Last week I had the privilege of speaking before a group of chief audit executives in Atlanta, talking with them about the state of the profession today and the role the CAE does fill—and more importantly, the role he or she should fill—at a large global enterprise. That has been a hot question lately, as you might remember from Compliance Week's previous articles about the future of internal auditing. Let me venture back into that somewhat risky terrain again.
Our conversation (a private event sponsored by software firm BWise) circled around two themes. First, we discussed internal auditing's shift away from inspecting a company's controls, toward scrutinizing the company's risks. Then we pondered whether that shift changes the CAE's role in helping senior management make strategic decisions about the company.
The shift toward risk-based auditing is not exactly news. Through most of the 2000s, internal audit departments were overwhelmed with the Sarbanes-Oxley Act, where they had no time for anything but testing controls over the company's financial reporting. We don't need to recount all the lurid details here, but in the mid-2000s as Corporate America first grappled with SOX compliance, internal audit departments found scads of poor controls and spent several years fixing them. Only by the late 2000s did we see real improvement, with companies disclosing fewer material weaknesses and filing fewer financial restatements.
A funny thing happened, however, on the way to reliable financial reporting: risks proliferated around your company anyway. The financial crisis exposed the threat of counter-party risk, where you might not even know who all your counter-parties are, let alone whether they'll make good on whatever transactions they promised to your company. Earthquakes, nuclear meltdowns, and political upheavals all demonstrated the threat of business continuity risk. Above all, new technology—particularly the rise of wireless devices and cloud computing—drove a huge increase in data security and personnel risk.
For all of those problems (and more), internal auditing's traditional job of testing controls designed to prevent those risks is no longer enough; even a single incident of a control failing to work can devastate your business. As one person in Atlanta said, “You might have a great surveillance program monitoring improper trades at your bank, but it takes only one rogue trader making $2 billion in bad bets to ruin your day.”
The answer, then, isn't to design ever-more elaborate systems of internal control to prevent those risks, because sooner or later your controls are going fail. Frankly, the more complicated those systems are, the greater the chance that they will fail. Instead, the internal auditing department's job should be about (1) identifying the company's risks; (2) helping to reduce the likelihood of those risks; and (3) helping to ensure that when a risk does strike, it will cause the least disruption possible to the business. Remember that when you hear the consultants talking about “risk-based auditing” and “resilience” and all the related buzzwords, because this is what they mean. You worry about the risk, rather than the control to prevent the risk.

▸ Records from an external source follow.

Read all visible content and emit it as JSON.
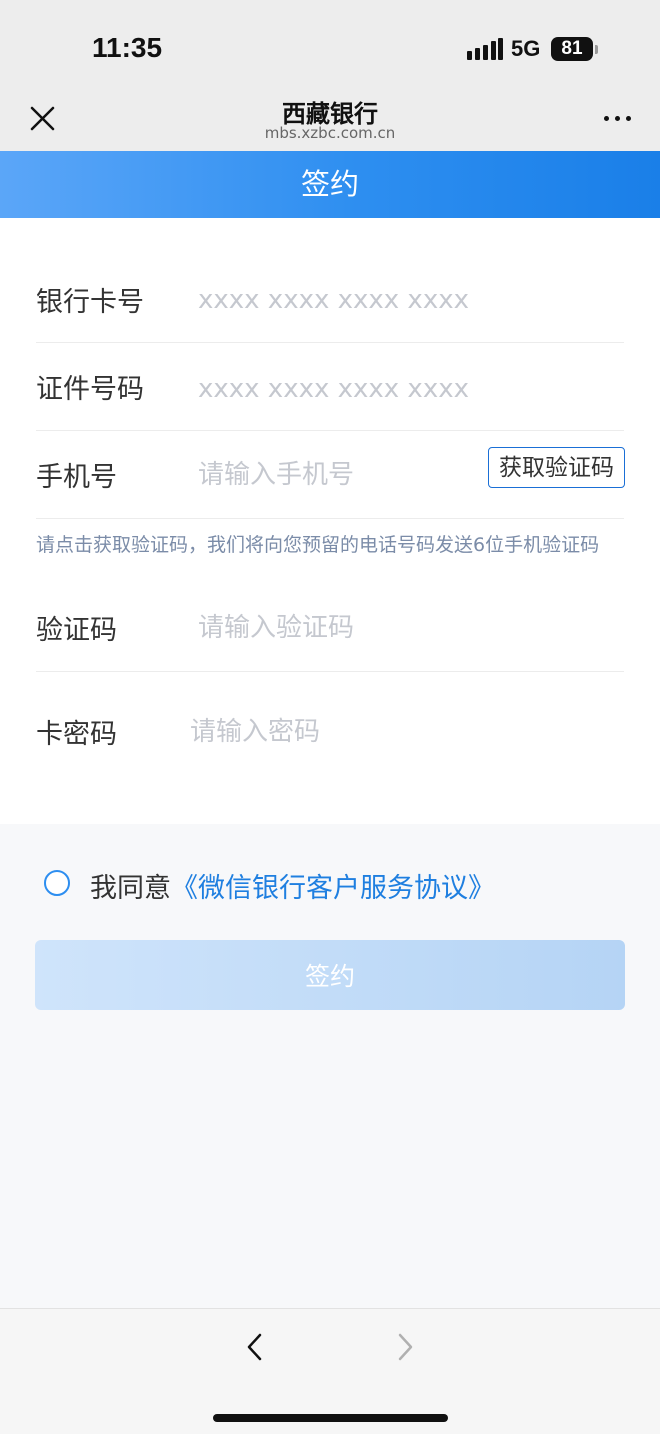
{
  "status_bar": {
    "time": "11:35",
    "network": "5G",
    "battery": "81"
  },
  "nav": {
    "title": "西藏银行",
    "url": "mbs.xzbc.com.cn"
  },
  "header": {
    "title": "签约"
  },
  "form": {
    "card_number": {
      "label": "银行卡号",
      "placeholder": "xxxx xxxx xxxx xxxx"
    },
    "id_number": {
      "label": "证件号码",
      "placeholder": "xxxx xxxx xxxx xxxx"
    },
    "phone": {
      "label": "手机号",
      "placeholder": "请输入手机号",
      "sms_button": "获取验证码"
    },
    "hint": "请点击获取验证码，我们将向您预留的电话号码发送6位手机验证码",
    "code": {
      "label": "验证码",
      "placeholder": "请输入验证码"
    },
    "password": {
      "label": "卡密码",
      "placeholder": "请输入密码"
    }
  },
  "agreement": {
    "prefix": "我同意",
    "link": "《微信银行客户服务协议》"
  },
  "submit_label": "签约",
  "colors": {
    "accent": "#2d8ef0",
    "link": "#1f7fe0",
    "submit_disabled": "#b5d4f5"
  },
  "icons": {
    "close": "close-icon",
    "more": "more-icon",
    "back": "chevron-left-icon",
    "forward": "chevron-right-icon"
  }
}
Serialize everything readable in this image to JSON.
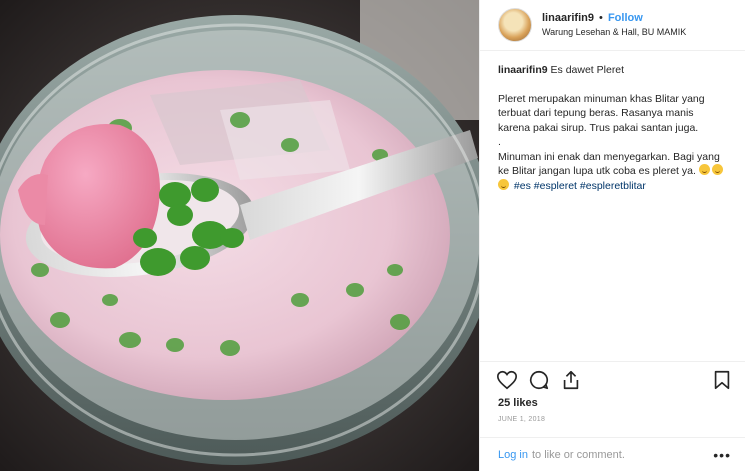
{
  "post": {
    "username": "linaarifin9",
    "follow_label": "Follow",
    "location": "Warung Lesehan & Hall, BU MAMIK",
    "caption_user": "linaarifin9",
    "caption_title": "Es dawet Pleret",
    "caption_p1": "Pleret merupakan minuman khas Blitar yang terbuat dari tepung beras. Rasanya manis karena pakai sirup. Trus pakai santan juga.",
    "caption_dot": ".",
    "caption_p2": "Minuman ini enak dan menyegarkan. Bagi yang ke Blitar jangan lupa utk coba es pleret ya.",
    "hashtags": [
      "#es",
      "#espleret",
      "#espleretblitar"
    ],
    "likes": "25 likes",
    "date": "JUNE 1, 2018",
    "login_label": "Log in",
    "login_suffix": "to like or comment.",
    "more_label": "•••"
  },
  "icons": [
    "heart-icon",
    "comment-icon",
    "share-icon",
    "bookmark-icon",
    "more-options-icon"
  ],
  "colors": {
    "link": "#3897f0",
    "hashtag": "#003569",
    "muted": "#999999",
    "text": "#262626"
  }
}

So how is a chief audit executive supposed to lead an internal auditing department in that risk-based context? This is where our Atlanta group grew a bit more uncertain. One speaker was Todd Warren, a senior manager at PwC's Atlanta office who presented some findings from PwC's latest “State of the Internal Audit Profession” study. Two particularly hair-raising statistics: 32 percent of the CAEs surveyed reported “no involvement” in discussions about mergers and acquisitions, and an astonishing 47 percent said the same for discussion about expansion into new geographic markets. Considering that most CEOs count M&A and emerging markets as the two primary sources of revenue growth in coming years, this is not good.
Warren launched into the usual argument that because of this disconnect—that internal auditing needs to play a greater role in risk management, but is consulted too little about the risks that big, strategic decisions may bring—the CAE needs to claim “a seat at the table.” The Institute of Internal Auditors makes this argument too, and there's a lot of sense to it.
Several of the CAEs in the room, however, weren't entirely comfortable with the idea that they should advise on a company's strategic direction. That puts you more in the role of counselor, far from the traditional internal auditing jobs of improving efficiency or assuring that employees follow company policy. For example, if you're going to advise senior managers and the board about risks of expansion into new markets, eventually you may need to tell the CEO that no, selling your best product in China is not a good idea, or that expansion into Russia will cause your anti-corruption risks to soar.
Nobody likes to have those conversations—especially with the boss, and very especially with the board after the boss overrules you. But at least when CAEs have those difficult conversations about sloppy SOX compliance or data security controls, the force of law is on your side. In contrast, difficult conversations about risk and strategy are freighted with ambiguity. Indeed, the objections from the CAEs I met last week were about whether chief audit executives really should act as risk advisers at all. “I'll offer my advice on what a process should be to implement a decision, sure,” one woman said. “But is it really my place as the internal auditor to participate in what the strategic decision is? I'm not sure about that.”
I sense a fundamental tension looming, that as internal auditing moves further and further to a risk-based approach—which is the smart thing to do—the role of the CAE becomes more diplomatic, and even more precarious. Participating in strategic decisions is not easy to do. Not every CAE will have the skill for it.